MFC r343918: Teach /etc/rc.d/growfs how to handle systems running ZFS.

[FreeBSD/FreeBSD.git] / contrib / llvm / lib / Target / Mips / MipsHazardSchedule.cpp

//===- MipsHazardSchedule.cpp - Workaround pipeline hazards ---------------===//
//
//                     The LLVM Compiler Infrastructure
//
// This file is distributed under the University of Illinois Open Source
// License. See LICENSE.TXT for details.
//
//===----------------------------------------------------------------------===//
/// \file
/// This pass is used to workaround certain pipeline hazards. For now, this
/// covers compact branch hazards. In future this pass can be extended to other
/// pipeline hazards, such as various MIPS1 hazards, processor errata that
/// require instruction reorganization, etc.
///
/// This pass has to run after the delay slot filler as that pass can introduce
/// pipeline hazards, hence the existing hazard recognizer is not suitable.
///
/// Hazards handled: forbidden slots for MIPSR6.
///
/// A forbidden slot hazard occurs when a compact branch instruction is executed
/// and the adjacent instruction in memory is a control transfer instruction
/// such as a branch or jump, ERET, ERETNC, DERET, WAIT and PAUSE.
///
/// For example:
///
/// 0x8004      bnec    a1,v0,<P+0x18>
/// 0x8008      beqc    a1,a2,<P+0x54>
///
/// In such cases, the processor is required to signal a Reserved Instruction
/// exception.
///
/// Here, if the instruction at 0x8004 is executed, the processor will raise an
/// exception as there is a control transfer instruction at 0x8008.
///
/// There are two sources of forbidden slot hazards:
///
/// A) A previous pass has created a compact branch directly.
/// B) Transforming a delay slot branch into compact branch. This case can be
///    difficult to process as lookahead for hazards is insufficient, as
///    backwards delay slot fillling can also produce hazards in previously
///    processed instuctions.
///
//===----------------------------------------------------------------------===//

#include "Mips.h"
#include "MipsInstrInfo.h"
#include "MipsSubtarget.h"
#include "llvm/ADT/Statistic.h"
#include "llvm/CodeGen/MachineBasicBlock.h"
#include "llvm/CodeGen/MachineFunction.h"
#include "llvm/CodeGen/MachineFunctionPass.h"
#include "llvm/CodeGen/MachineInstrBuilder.h"
#include <algorithm>
#include <iterator>
#include <utility>

using namespace llvm;

#define DEBUG_TYPE "mips-hazard-schedule"

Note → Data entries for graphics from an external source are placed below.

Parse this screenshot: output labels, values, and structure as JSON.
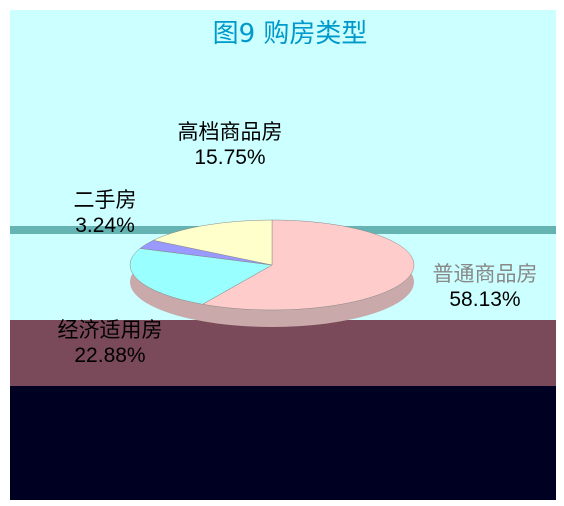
{
  "chart_data": {
    "type": "pie",
    "title": "图9 购房类型",
    "categories": [
      "普通商品房",
      "经济适用房",
      "二手房",
      "高档商品房"
    ],
    "values": [
      58.13,
      22.88,
      3.24,
      15.75
    ],
    "value_labels": [
      "58.13%",
      "22.88%",
      "3.24%",
      "15.75%"
    ],
    "colors": [
      "#ffcccc",
      "#99ffff",
      "#9999ff",
      "#ffffcc"
    ]
  }
}
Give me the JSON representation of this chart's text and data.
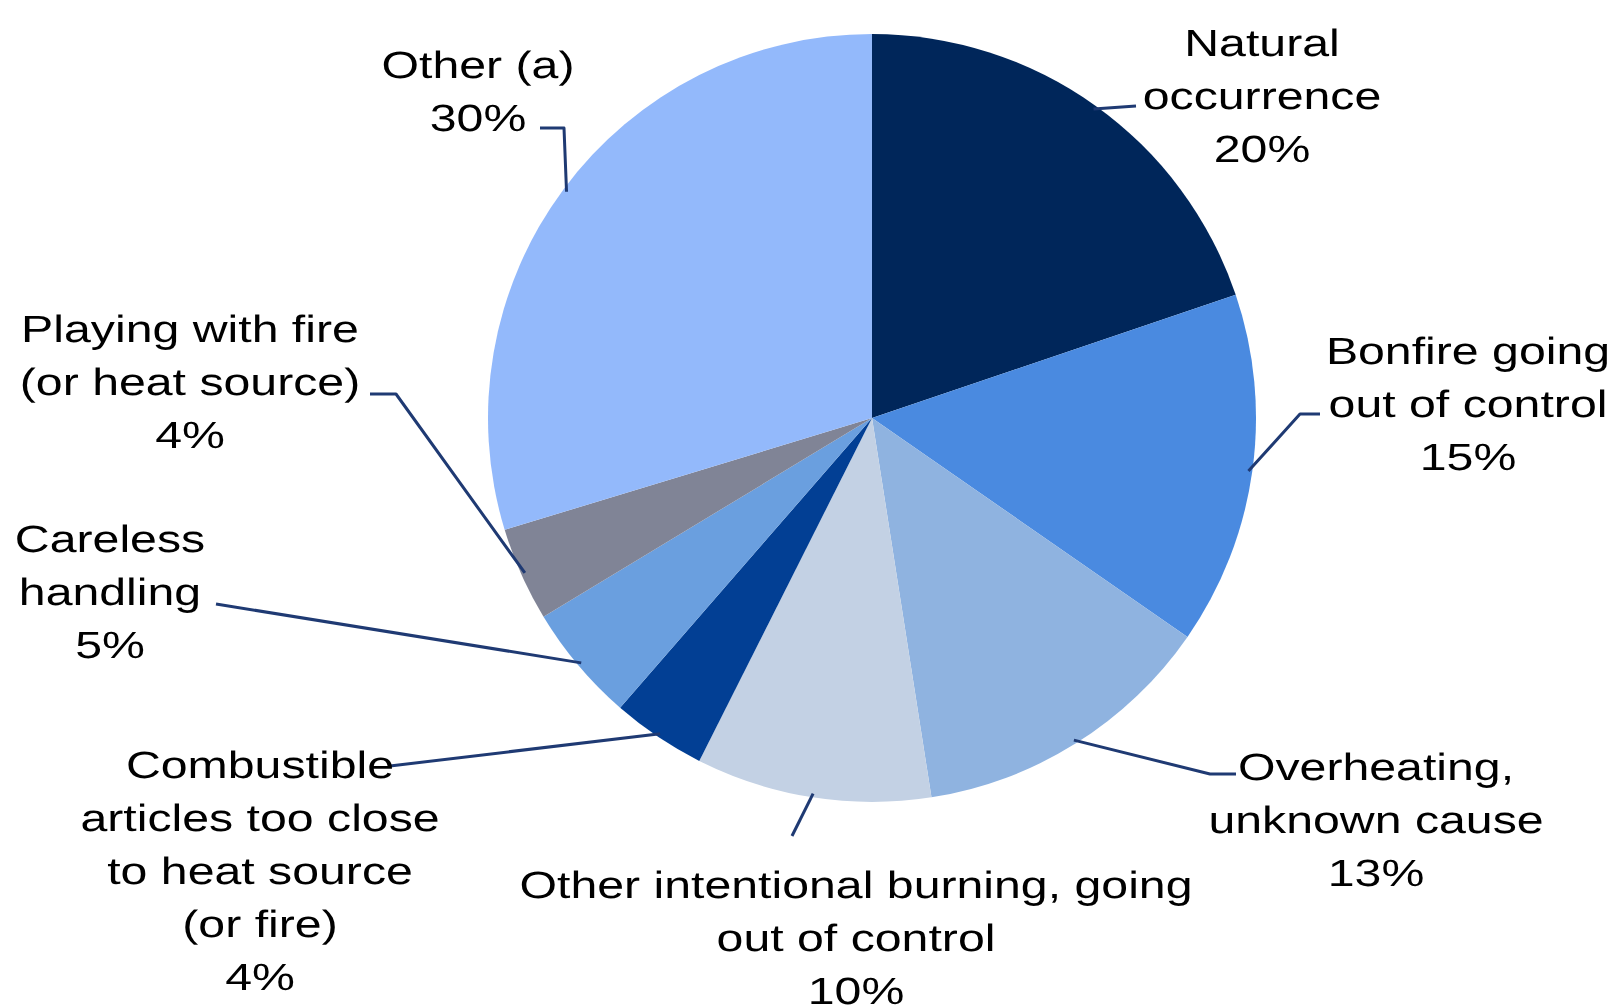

STATISTIC(NumInsertedNops, "Number of nops inserted");

namespace {

using Iter = MachineBasicBlock::iterator;
using ReverseIter = MachineBasicBlock::reverse_iterator;

class MipsHazardSchedule : public MachineFunctionPass {
public:
  MipsHazardSchedule() : MachineFunctionPass(ID) {}

  StringRef getPassName() const override { return "Mips Hazard Schedule"; }

  bool runOnMachineFunction(MachineFunction &F) override;

  MachineFunctionProperties getRequiredProperties() const override {
    return MachineFunctionProperties().set(
        MachineFunctionProperties::Property::NoVRegs);
  }

private:
  static char ID;
};

} // end of anonymous namespace

char MipsHazardSchedule::ID = 0;

/// Returns a pass that clears pipeline hazards.
FunctionPass *llvm::createMipsHazardSchedule() {
  return new MipsHazardSchedule();
}

// Find the next real instruction from the current position in current basic
// block.
static Iter getNextMachineInstrInBB(Iter Position) {
  Iter I = Position, E = Position->getParent()->end();
  I = std::find_if_not(I, E,
                       [](const Iter &Insn) { return Insn->isTransient(); });

  return I;
}

// Find the next real instruction from the current position, looking through
// basic block boundaries.
static std::pair<Iter, bool> getNextMachineInstr(Iter Position, MachineBasicBlock * Parent) {
  if (Position == Parent->end()) {
    do {
      MachineBasicBlock *Succ = Parent->getNextNode();
      if (Succ != nullptr && Parent->isSuccessor(Succ)) {
        Position = Succ->begin();
        Parent = Succ;
      } else {
        return std::make_pair(Position, true);
      }
    } while (Parent->empty());
  }

  Iter Instr = getNextMachineInstrInBB(Position);
  if (Instr == Parent->end()) {
    return getNextMachineInstr(Instr, Parent);
  }
  return std::make_pair(Instr, false);
}

bool MipsHazardSchedule::runOnMachineFunction(MachineFunction &MF) {

  const MipsSubtarget *STI =
      &static_cast<const MipsSubtarget &>(MF.getSubtarget());

  // Forbidden slot hazards are only defined for MIPSR6 but not microMIPSR6.
  if (!STI->hasMips32r6() || STI->inMicroMipsMode())
    return false;

  bool Changed = false;
  const MipsInstrInfo *TII = STI->getInstrInfo();

  for (MachineFunction::iterator FI = MF.begin(); FI != MF.end(); ++FI) {
    for (Iter I = FI->begin(); I != FI->end(); ++I) {

      // Forbidden slot hazard handling. Use lookahead over state.
      if (!TII->HasForbiddenSlot(*I))
        continue;

      Iter Inst;
      bool LastInstInFunction =
          std::next(I) == FI->end() && std::next(FI) == MF.end();
      if (!LastInstInFunction) {
        std::pair<Iter, bool> Res = getNextMachineInstr(std::next(I), &*FI);
        LastInstInFunction |= Res.second;
        Inst = Res.first;
      }

      if (LastInstInFunction || !TII->SafeInForbiddenSlot(*Inst)) {
        Changed = true;
        MIBundleBuilder(&*I)
            .append(BuildMI(MF, I->getDebugLoc(), TII->get(Mips::NOP)));
        NumInsertedNops++;
      }
    }
  }
  return Changed;
}